Are you working and taking care of the home(paying bills etc..) Watching your weight and hygiene(bathing,teeth clean etc...)treating her decently, romancing/sex is ok, taking her out on dates. What about appreciating her for the things she does for you and the family? Putting her first in all things and making her feel like a complete and competent woman.
If you are doing most of these things and more, she is probably not cheating on you,yet.
---Robyn on 9/7/07

There are only two people who can answer that question.
---Bruce5656 on 9/4/07

Go with your instincts. I did and discovered that my husband had an affair.
---mary on 7/12/05

Dear Andrew: If you have to ask this question, there is a problem with trust in your relationship.
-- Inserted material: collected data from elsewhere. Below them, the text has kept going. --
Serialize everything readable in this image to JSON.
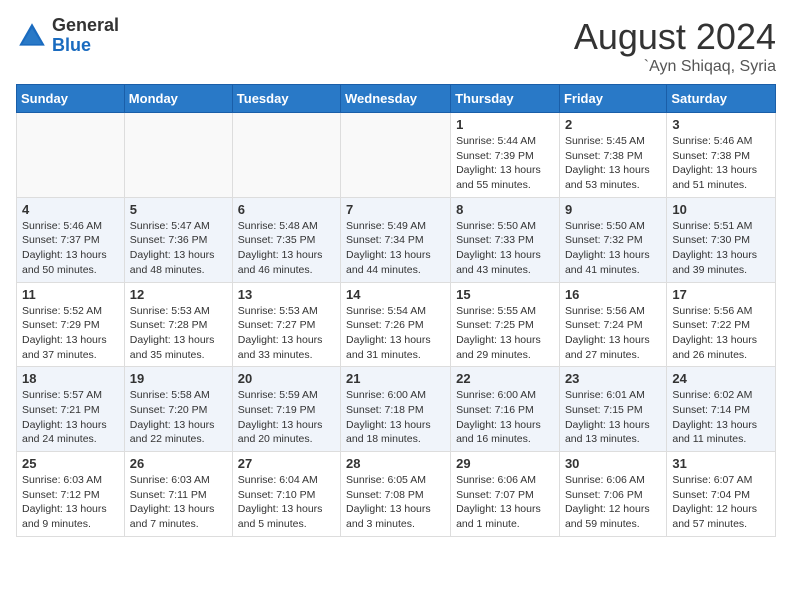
{
  "logo": {
    "general": "General",
    "blue": "Blue"
  },
  "title": "August 2024",
  "location": "`Ayn Shiqaq, Syria",
  "weekdays": [
    "Sunday",
    "Monday",
    "Tuesday",
    "Wednesday",
    "Thursday",
    "Friday",
    "Saturday"
  ],
  "weeks": [
    [
      {
        "day": "",
        "info": ""
      },
      {
        "day": "",
        "info": ""
      },
      {
        "day": "",
        "info": ""
      },
      {
        "day": "",
        "info": ""
      },
      {
        "day": "1",
        "info": "Sunrise: 5:44 AM\nSunset: 7:39 PM\nDaylight: 13 hours\nand 55 minutes."
      },
      {
        "day": "2",
        "info": "Sunrise: 5:45 AM\nSunset: 7:38 PM\nDaylight: 13 hours\nand 53 minutes."
      },
      {
        "day": "3",
        "info": "Sunrise: 5:46 AM\nSunset: 7:38 PM\nDaylight: 13 hours\nand 51 minutes."
      }
    ],
    [
      {
        "day": "4",
        "info": "Sunrise: 5:46 AM\nSunset: 7:37 PM\nDaylight: 13 hours\nand 50 minutes."
      },
      {
        "day": "5",
        "info": "Sunrise: 5:47 AM\nSunset: 7:36 PM\nDaylight: 13 hours\nand 48 minutes."
      },
      {
        "day": "6",
        "info": "Sunrise: 5:48 AM\nSunset: 7:35 PM\nDaylight: 13 hours\nand 46 minutes."
      },
      {
        "day": "7",
        "info": "Sunrise: 5:49 AM\nSunset: 7:34 PM\nDaylight: 13 hours\nand 44 minutes."
      },
      {
        "day": "8",
        "info": "Sunrise: 5:50 AM\nSunset: 7:33 PM\nDaylight: 13 hours\nand 43 minutes."
      },
      {
        "day": "9",
        "info": "Sunrise: 5:50 AM\nSunset: 7:32 PM\nDaylight: 13 hours\nand 41 minutes."
      },
      {
        "day": "10",
        "info": "Sunrise: 5:51 AM\nSunset: 7:30 PM\nDaylight: 13 hours\nand 39 minutes."
      }
    ],
    [
      {
        "day": "11",
        "info": "Sunrise: 5:52 AM\nSunset: 7:29 PM\nDaylight: 13 hours\nand 37 minutes."
      },
      {
        "day": "12",
        "info": "Sunrise: 5:53 AM\nSunset: 7:28 PM\nDaylight: 13 hours\nand 35 minutes."
      },
      {
        "day": "13",
        "info": "Sunrise: 5:53 AM\nSunset: 7:27 PM\nDaylight: 13 hours\nand 33 minutes."
      },
      {
        "day": "14",
        "info": "Sunrise: 5:54 AM\nSunset: 7:26 PM\nDaylight: 13 hours\nand 31 minutes."
      },
      {
        "day": "15",
        "info": "Sunrise: 5:55 AM\nSunset: 7:25 PM\nDaylight: 13 hours\nand 29 minutes."
      },
      {
        "day": "16",
        "info": "Sunrise: 5:56 AM\nSunset: 7:24 PM\nDaylight: 13 hours\nand 27 minutes."
      },
      {
        "day": "17",
        "info": "Sunrise: 5:56 AM\nSunset: 7:22 PM\nDaylight: 13 hours\nand 26 minutes."
      }
    ],
    [
      {
        "day": "18",
        "info": "Sunrise: 5:57 AM\nSunset: 7:21 PM\nDaylight: 13 hours\nand 24 minutes."
      },
      {
        "day": "19",
        "info": "Sunrise: 5:58 AM\nSunset: 7:20 PM\nDaylight: 13 hours\nand 22 minutes."
      },
      {
        "day": "20",
        "info": "Sunrise: 5:59 AM\nSunset: 7:19 PM\nDaylight: 13 hours\nand 20 minutes."
      },
      {
        "day": "21",
        "info": "Sunrise: 6:00 AM\nSunset: 7:18 PM\nDaylight: 13 hours\nand 18 minutes."
      },
      {
        "day": "22",
        "info": "Sunrise: 6:00 AM\nSunset: 7:16 PM\nDaylight: 13 hours\nand 16 minutes."
      },
      {
        "day": "23",
        "info": "Sunrise: 6:01 AM\nSunset: 7:15 PM\nDaylight: 13 hours\nand 13 minutes."
      },
      {
        "day": "24",
        "info": "Sunrise: 6:02 AM\nSunset: 7:14 PM\nDaylight: 13 hours\nand 11 minutes."
      }
    ],
    [
      {
        "day": "25",
        "info": "Sunrise: 6:03 AM\nSunset: 7:12 PM\nDaylight: 13 hours\nand 9 minutes."
      },
      {
        "day": "26",
        "info": "Sunrise: 6:03 AM\nSunset: 7:11 PM\nDaylight: 13 hours\nand 7 minutes."
      },
      {
        "day": "27",
        "info": "Sunrise: 6:04 AM\nSunset: 7:10 PM\nDaylight: 13 hours\nand 5 minutes."
      },
      {
        "day": "28",
        "info": "Sunrise: 6:05 AM\nSunset: 7:08 PM\nDaylight: 13 hours\nand 3 minutes."
      },
      {
        "day": "29",
        "info": "Sunrise: 6:06 AM\nSunset: 7:07 PM\nDaylight: 13 hours\nand 1 minute."
      },
      {
        "day": "30",
        "info": "Sunrise: 6:06 AM\nSunset: 7:06 PM\nDaylight: 12 hours\nand 59 minutes."
      },
      {
        "day": "31",
        "info": "Sunrise: 6:07 AM\nSunset: 7:04 PM\nDaylight: 12 hours\nand 57 minutes."
      }
    ]
  ]
}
First you need to ask yourself if you are feeling threatened and why? Also is it the first time she has done this with her boss, etc.? You need to ask her why she did this and let her know how you feel about it (lovingly). If you cannot trust her, then you need to look hard as it is! Best wishes!
---Elsie on 5/31/05

(continued) It is possible that she will be away the whole time and is even thankful to have someone at the apartment--could be a thousand things. Communication is vital before AND after marriage. It is also vital that you are comfortable and trusting of her and her decisions. She may or may not be cheating on you-we do not know the facts in the case nor her purpose in doing it. Your question indicates that you should "make haste very slowly" here.
---Wayne on 5/28/05

Ask yourself if you trust her decisions. Some women in their care for others do things that may not be wisest, yet they do it from the love in their hearts. I know some who cannot pass by a hitch hiker or car with the hood up, even on the freeway. You must be comfortable with her and her decisions before you marry. Do not think you will change them later. If you are in a committed relationship already, then talk to her about your feelings--she may shock you with the reasons!
---Wayne on 5/28/05

By now you should know if you can trust her or not! I think it was very unwise for her to do what she did but TRUST is the key.
---Pierr7958 on 5/24/05

The devil is a liar, never assume things and dont believe everthing you hear and see be sure first before making conclusions,never judge. Trust worthiness is what yu need to evaluate.
---peter on 5/24/05

This sounds like the appearance of evil. I would find out more about her before you dare marry her. Even if she did it "out of the goodness" of her heart, it appears bad. Frankly, a good boss would never put an employee in that sort of predicament.
---shira_5965 on 5/23/05

Making stupid jesters is not cheating. Her offer to her boss may have been generous and compassionate even though not the wisest thing to do.

If you don't know her well enough to understand what she would do in a given situation then you need to put off your marriage for a while.

Your question should already be answered in your mind about this issue. You do not know her well enough yet.